I got very scared. And then she just stopped replying to us. I had to act.
So when a Facebook friend posted a serious threat of suicide recently, I tried to help. Sadly, because this person was an “online” friend only, I didn’t have much information to work with. I searched the Web and finally found a full name and birthdate, and I had to hope that would be enough for local police. The friend was no longer online, and I was worried. (You can read my full story about the suicide attempt, "The Strength of Virtual Friendship", at my blog.)
But I thought maybe Facebook would be able to help. Maybe there was more information posted on this person’s account, an physical address or an IP or MAC address that could help with a location. I sent them what I knew and asked for help.
The next day, here’s what Facebook sent me (you can also find this by searching for “suicide” at their Help Center):
If you encounter a direct threat of suicide on Facebook, please immediately notify law enforcement or an organization that helps those at risk. For reports in the United States, we recommend that you contact the National Suicide Prevention Lifeline, a 24/7 hotline, at 1-800-273-TALK (8255). If possible, you should also encourage the user who posted the content to contact National Suicide Prevention Lifeline as well.
If you need to report suicidal content on Facebook in the future, please use the link below.
We will then review the information and take the appropriate action. Please rest assured that these reports are kept confidential. Finally, remember that you should contact the authorities if you feel someone you know may be in danger.

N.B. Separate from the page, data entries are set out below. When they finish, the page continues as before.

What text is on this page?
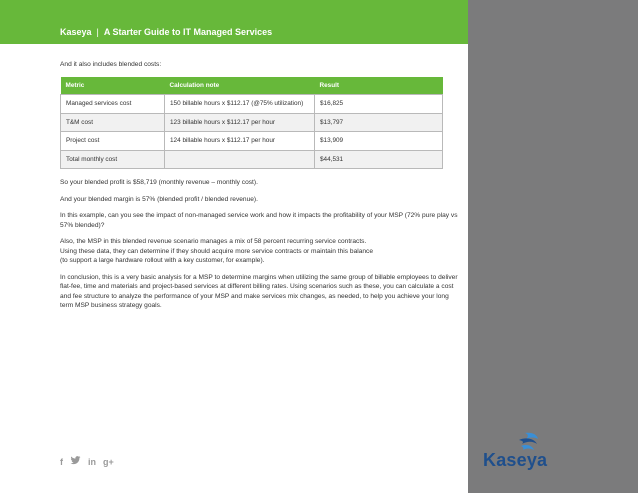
Kaseya | A Starter Guide to IT Managed Services

And it also includes blended costs:

Metric	Calculation note	Result
Managed services cost	150 billable hours x $112.17 (@75% utilization)	$16,825
T&M cost	123 billable hours x $112.17 per hour	$13,797
Project cost	124 billable hours x $112.17 per hour	$13,909
Total monthly cost		$44,531

So your blended profit is $58,719 (monthly revenue – monthly cost).

And your blended margin is 57% (blended profit / blended revenue).

In this example, can you see the impact of non-managed service work and how it impacts the profitability of your MSP (72% pure play vs 57% blended)?

Also, the MSP in this blended revenue scenario manages a mix of 58 percent recurring service contracts.
Using these data, they can determine if they should acquire more service contracts or maintain this balance
(to support a large hardware rollout with a key customer, for example).

In conclusion, this is a very basic analysis for a MSP to determine margins when utilizing the same group of billable employees to deliver flat-fee, time and materials and project-based services at different billing rates. Using scenarios such as these, you can calculate a cost and fee structure to analyze the performance of your MSP and make services mix changes, as needed, to help you achieve your long term MSP business strategy goals.

f	in g+	Kaseya
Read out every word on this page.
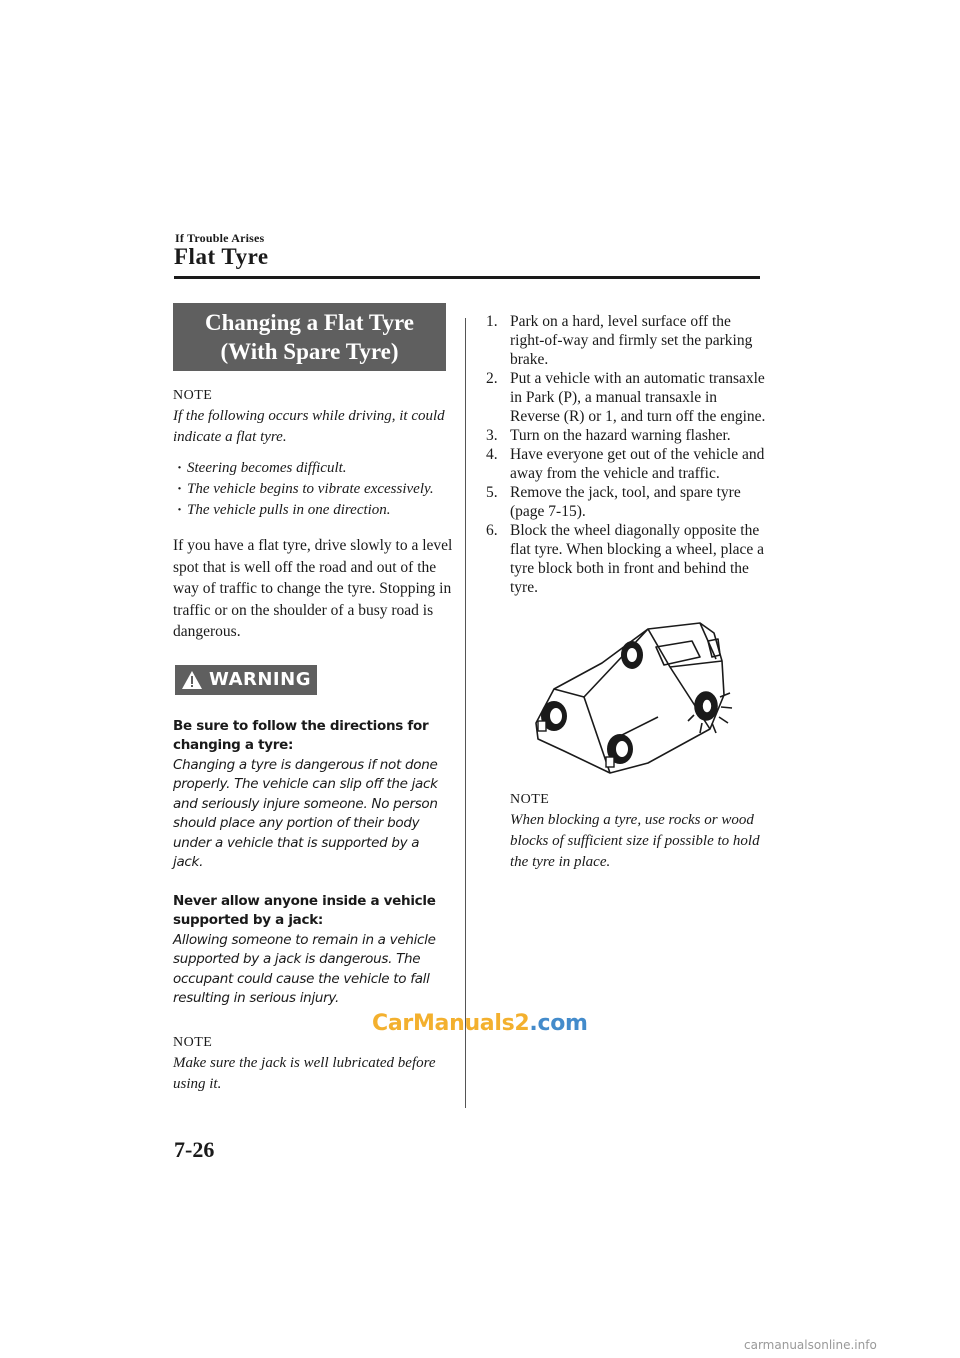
If Trouble Arises
Flat Tyre
Changing a Flat Tyre
(With Spare Tyre)
NOTE
If the following occurs while driving, it could indicate a flat tyre.
· Steering becomes difficult.
· The vehicle begins to vibrate excessively.
· The vehicle pulls in one direction.
If you have a flat tyre, drive slowly to a level spot that is well off the road and out of the way of traffic to change the tyre. Stopping in traffic or on the shoulder of a busy road is dangerous.
WARNING
Be sure to follow the directions for changing a tyre:
Changing a tyre is dangerous if not done properly. The vehicle can slip off the jack and seriously injure someone. No person should place any portion of their body under a vehicle that is supported by a jack.
Never allow anyone inside a vehicle supported by a jack:
Allowing someone to remain in a vehicle supported by a jack is dangerous. The occupant could cause the vehicle to fall resulting in serious injury.
NOTE
Make sure the jack is well lubricated before using it.
1. Park on a hard, level surface off the right-of-way and firmly set the parking brake.
2. Put a vehicle with an automatic transaxle in Park (P), a manual transaxle in Reverse (R) or 1, and turn off the engine.
3. Turn on the hazard warning flasher.
4. Have everyone get out of the vehicle and away from the vehicle and traffic.
5. Remove the jack, tool, and spare tyre (page 7-15).
6. Block the wheel diagonally opposite the flat tyre. When blocking a wheel, place a tyre block both in front and behind the tyre.
NOTE
When blocking a tyre, use rocks or wood blocks of sufficient size if possible to hold the tyre in place.
7-26
CarManuals2.com
carmanualsonline.info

It took them until the next day? To be fair, I had not sent it to the link they provided (in my panic, I didn’t find it because I was searching for “friend suicide” and their search engine couldn’t find it using both terms), so maybe they would have responded faster if I had used the correct form.
But I wanted to know more. Would they help? When a different friend had talked to the police, they told her they couldn’t ask Facebook for help without a warrant. Is that true? Isn’t probable cause enough?
I expect that Facebook SHOULD help. After all, they’re people, right? And we all know they share all sorts of stuff that people don’t want them to share — posting a message to the News Feed everytime you make a comment to a friend, or “Like” something, or join a Group. Many people don’t want that stuff shared, but Facebook does it, anyway.
And they use ALL of our personal information, everything we post to everyone, to make money off of us by showing us ads. Privacy isn’t a concern when it comes to making money and creating Facebook traffic. So it shouldn’t be a concern when someone’s life is in danger, right?
So I asked Facebook directly. If I used their suicide reporting form, would they be able to help? After all, the message said they would “take the appropriate action.” What would they do? Here’s what they sent back:
Unfortunately, we cannot take any action on or release any information regarding a user’s account until we receive correspondence from the account holder. Sorry for any inconvenience this security policy may cause.
Wow. So not only will Facebook NOT help your friend if they’re dying, but a person dying is an “inconvenience”? Really? An “inconvenience”?
Why did they first say they would “take the appropriate action,” and then say “we cannot take any action”?